A local attorney is pushing yet another change to city law that would limit city leaders’ power to raise taxes.
Attorney Jim Roberts said this week that his group has mailed more than 200,000 petitions to Nashville voters, hoping to get six proposed revisions to the Metro Charter on the ballot in May or June. Last year, Roberts and his team secured the necessary signatures to get a different version of the proposal on the ballot, but a Nashville judge deemed it illegal and said it could not go before Davidson County voters.
This time, Roberts said he has made changes that he believes will help his proposal pass legal review. Among them: The new version limits future tax increases to 3 percent, while the old would have clawed back the increase for the current city budget. Additionally, Roberts added specific citations to the Metro Charter; lawyers and experts said his previous version could not be added to the charter without declaring where each item should go and what it should replace in the existing charter. He also added severability clauses to some of the provisions — when the previous iteration was in court, the judge said she could not unilaterally remove some parts of the proposed charter revision without severability language.
Roberts’ proposed revisions:
- Limit property tax rate increases to an annual maximum of 3 percent and set rates for 2021-22 and 2022-23 at the rate before last year’s increase
- Make it easier to recall elected city officials by reducing the number of signatures required on a recall petition, and add a new rule that recalled officials cannot run in the recall election
- Abolish lifetime benefits, like health insurance, for elected officials
- Protect voter-initiated charter amendments from revisions
- Require a Metro Council supermajority, rather than a simple majority, to transfer city property, and require a city referendum for property transfers valued at more than $5 million
- Claw back city land if a professional sports franchise stops competing for more than two years
“The bottom line is people are not happy about this," Roberts says. "It’s not like I'm trying to sell them something they don't want. Most people in this town think this is outrageous, they think it's irresponsible, and they want these changes. … There's going to be a vote. There's no way Metro is going to be able to stop all six of these. They shouldn't be able to stop any of them, but there's going to be an election.”
Despite Roberts’ changes, legal and political challenges remain. Opponents cite state law that gives the Metro Council authority over tax rates. Additionally, critics question whether it would be legal to change the law related to sports stadium deals and apply those changes to deals that have already been finalized, like Nashville SC’s. Also, the line item related to city officials’ benefits appears to some to be too vague. Roberts says he expects the matter to go to court again.
That’s not to mention the fiscal problems city leaders say Roberts’ proposed changes would cause. (Roberts declined to name his financial backers.)
“If we think our departments are strained now in providing services for a rapidly growing city, it would make it even worse,” says Metro Councilmember Tanaka Vercher, a member and past chair of the Budget and Finance Committee. “If neighbors think response times now are long, it would be even worse. It would be catastrophic for the delivery of services. It would set the city back.”
Vercher says she believes city officials have done “a terrible job” communicating with constituents about the cost of city services, but that people should see the impact of Mayor John Cooper’s proposed capital spending plan. The plan includes hundreds of millions of dollars in new projects and maintenance, including a new southeast police precinct Vercher says her constituents are eager for.
Metro employee representatives also warned against the effects of the proposal.

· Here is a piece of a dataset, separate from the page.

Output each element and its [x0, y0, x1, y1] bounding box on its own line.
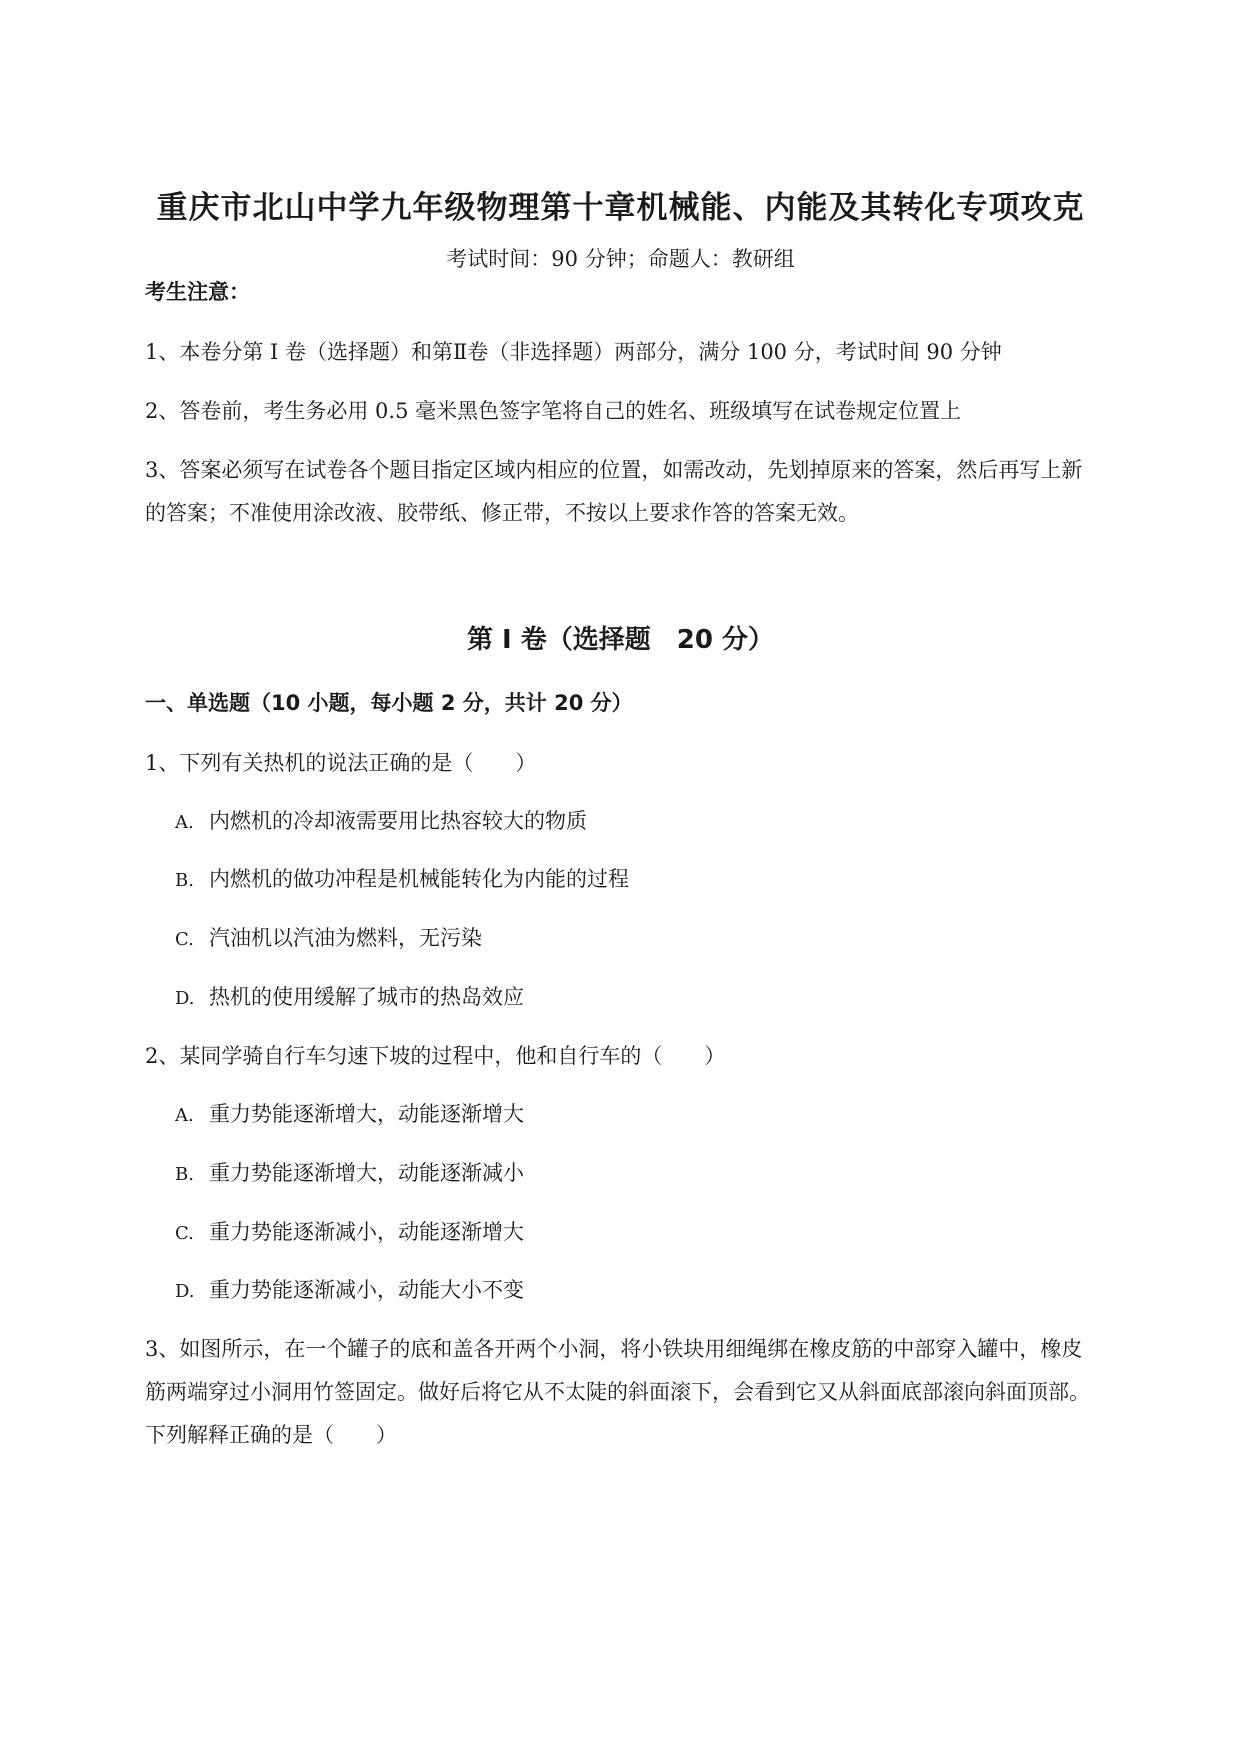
exam-subtitle: 考试时间：90 分钟；命题人：教研组 [446, 247, 795, 271]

“Signing this petition means signing onto closing your community parks, community centers, libraries and fire stations,” says Brad Rayson, president of SEIU Local 205, which represents some Metro government, Metro Nashville Public Schools and Metro General Hospital workers. “It will cause drastic cuts in city services and cripple our school system. Anyone who cares about the city of Nashville should not sign this petition."
Cooper’s team and Metro councilmembers are already at work on next year’s budget. If Roberts’ proposal were to pass in May or June, the budget process could be upended as city leaders scramble to comply with its strictures before the start of the new fiscal year in July.
“The consensus I got from my constituents was that they were not happy about paying a higher tax bill, but they understood why,” says Metro Councilmember Kyonztè Toombs, chair of the Budget and Finance Committee. “But they are very much expecting the services that go along with that higher tax rate.”